More notable extras making their way into this collection are Forge and Theater modes. Although these were both already found in Halo 3 and 4, the modes now also include Halo 2: Anniversary. And as far as Theater is concerned, it’s likely to see the most use, especially when taking into consideration the creation tools and socially connected features on the Xbox One.
As a series, Halo is full of cheesy over the top space lore. But it also features some of the most memorable campaign moments and epic battles in modern video game history. For every “Library” level you get a “Silent Cartographer” level and while it can seem inconsistent at times, when it’s on, it’s really on.
I don’t think I need to mull over the game’s multiplayer too much as you should already know what it has done for the genre, and arguably the bigger contribution it’s made to Xbox Live and online console gaming as a whole.
Halo: The Master Chief Collection is the very best of what the series has to offer and it’s all given to the players as one place. Halo 2 could have been easily repackaged and sold as a stand alone. Instead you’re being given the whole farm here, and that price to value ratio you’ll find is simply undeniable.
As mentioned earlier, this is the best fan service (on any console) that I have seen. If you’re feeling nostalgic, the purchase is a no-brainer. If you want a piece of gaming history, same rule applies. Master Chief has returned to Xbox and he’s better than ever.

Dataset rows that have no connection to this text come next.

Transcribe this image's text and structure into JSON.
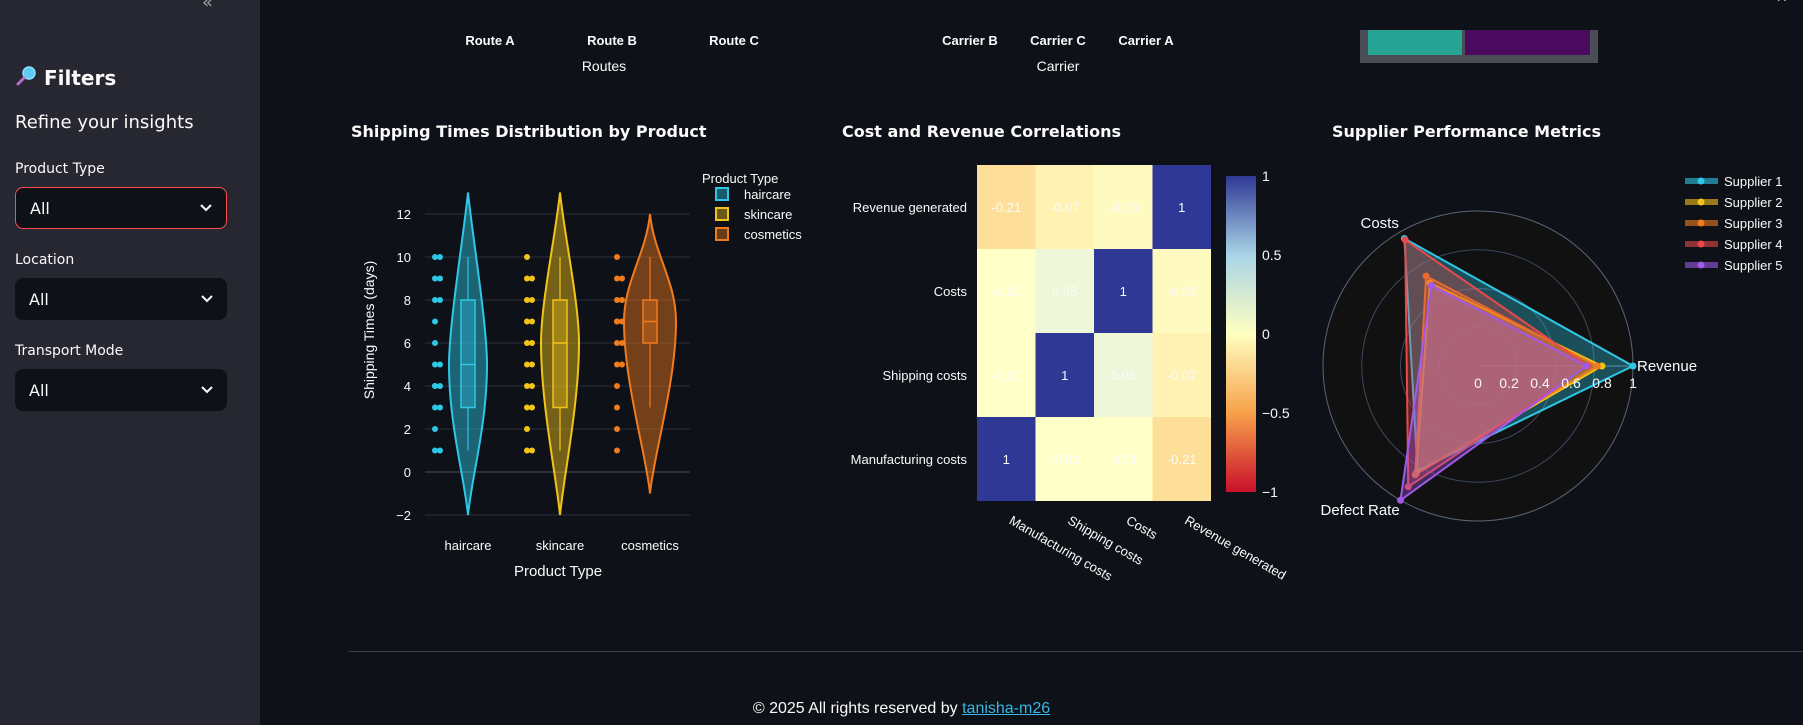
{
  "sidebar": {
    "title": "Filters",
    "subtitle": "Refine your insights",
    "filters": [
      {
        "label": "Product Type",
        "value": "All"
      },
      {
        "label": "Location",
        "value": "All"
      },
      {
        "label": "Transport Mode",
        "value": "All"
      }
    ]
  },
  "top": {
    "routes": [
      "Route A",
      "Route B",
      "Route C"
    ],
    "routes_label": "Routes",
    "carriers": [
      "Carrier B",
      "Carrier C",
      "Carrier A"
    ],
    "carrier_label": "Carrier",
    "colors": {
      "teal": "#26a393",
      "purple": "#4a0a5e"
    }
  },
  "panels": {
    "violin_title": "Shipping Times Distribution by Product",
    "heatmap_title": "Cost and Revenue Correlations",
    "radar_title": "Supplier Performance Metrics"
  },
  "footer": {
    "text": "© 2025 All rights reserved by ",
    "link": "tanisha-m26"
  },
  "chart_data": [
    {
      "type": "violin",
      "title": "Shipping Times Distribution by Product",
      "xlabel": "Product Type",
      "ylabel": "Shipping Times (days)",
      "legend_title": "Product Type",
      "yticks": [
        -2,
        0,
        2,
        4,
        6,
        8,
        10,
        12
      ],
      "categories": [
        "haircare",
        "skincare",
        "cosmetics"
      ],
      "series": [
        {
          "name": "haircare",
          "color": "#2ec7e6",
          "q1": 3,
          "median": 5,
          "q3": 8,
          "min": 1,
          "max": 10,
          "kde_min": -2,
          "kde_max": 13,
          "points": [
            1,
            1,
            2,
            3,
            3,
            4,
            4,
            4,
            5,
            5,
            6,
            7,
            8,
            8,
            9,
            9,
            10,
            10
          ]
        },
        {
          "name": "skincare",
          "color": "#f2c318",
          "q1": 3,
          "median": 6,
          "q3": 8,
          "min": 1,
          "max": 10,
          "kde_min": -2,
          "kde_max": 13,
          "points": [
            1,
            1,
            2,
            3,
            3,
            4,
            4,
            5,
            5,
            6,
            6,
            7,
            7,
            8,
            8,
            9,
            9,
            10
          ]
        },
        {
          "name": "cosmetics",
          "color": "#f07b1e",
          "q1": 6,
          "median": 7,
          "q3": 8,
          "min": 3,
          "max": 10,
          "kde_min": -1,
          "kde_max": 12,
          "points": [
            1,
            2,
            3,
            4,
            5,
            5,
            6,
            6,
            7,
            7,
            7,
            8,
            8,
            9,
            9,
            10
          ]
        }
      ]
    },
    {
      "type": "heatmap",
      "title": "Cost and Revenue Correlations",
      "x": [
        "Manufacturing costs",
        "Shipping costs",
        "Costs",
        "Revenue generated"
      ],
      "y": [
        "Revenue generated",
        "Costs",
        "Shipping costs",
        "Manufacturing costs"
      ],
      "z": [
        [
          -0.21,
          -0.07,
          -0.03,
          1
        ],
        [
          -0.01,
          0.05,
          1,
          -0.03
        ],
        [
          -0.01,
          1,
          0.05,
          -0.07
        ],
        [
          1,
          -0.01,
          -0.01,
          -0.21
        ]
      ],
      "colorbar_ticks": [
        1,
        0.5,
        0,
        -0.5,
        -1
      ]
    },
    {
      "type": "radar",
      "title": "Supplier Performance Metrics",
      "axes": [
        "Revenue",
        "Costs",
        "Defect Rate"
      ],
      "radial_ticks": [
        0,
        0.2,
        0.4,
        0.6,
        0.8,
        1
      ],
      "series": [
        {
          "name": "Supplier 1",
          "color": "#2ec7e6",
          "values": [
            1.0,
            0.95,
            0.78
          ]
        },
        {
          "name": "Supplier 2",
          "color": "#f2c318",
          "values": [
            0.8,
            0.62,
            0.8
          ]
        },
        {
          "name": "Supplier 3",
          "color": "#f07b1e",
          "values": [
            0.77,
            0.67,
            0.81
          ]
        },
        {
          "name": "Supplier 4",
          "color": "#e8494a",
          "values": [
            0.71,
            0.94,
            0.9
          ]
        },
        {
          "name": "Supplier 5",
          "color": "#a05ae6",
          "values": [
            0.7,
            0.6,
            1.0
          ]
        }
      ]
    }
  ]
}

Full Disclosure: Halo: The Master Chief Collection multiplayer component launched later than originally planned by Microsoft PR for reviewers to test. The first two days of online multiplayer were played during scheduled media review play sessions and live matchmaking servers were not used. Matchmaking was turned on in time for the weekend of 11/7-11/9 and tested for two days. What was played was very stable, but considering the length of time it took to find matches, it can be assumed that not many people were on the servers. If the overall online experiences changes post launch (following a 14 day post-launch patch grace period) we will update this review accordingly. As of this review going live, online play has held up very well.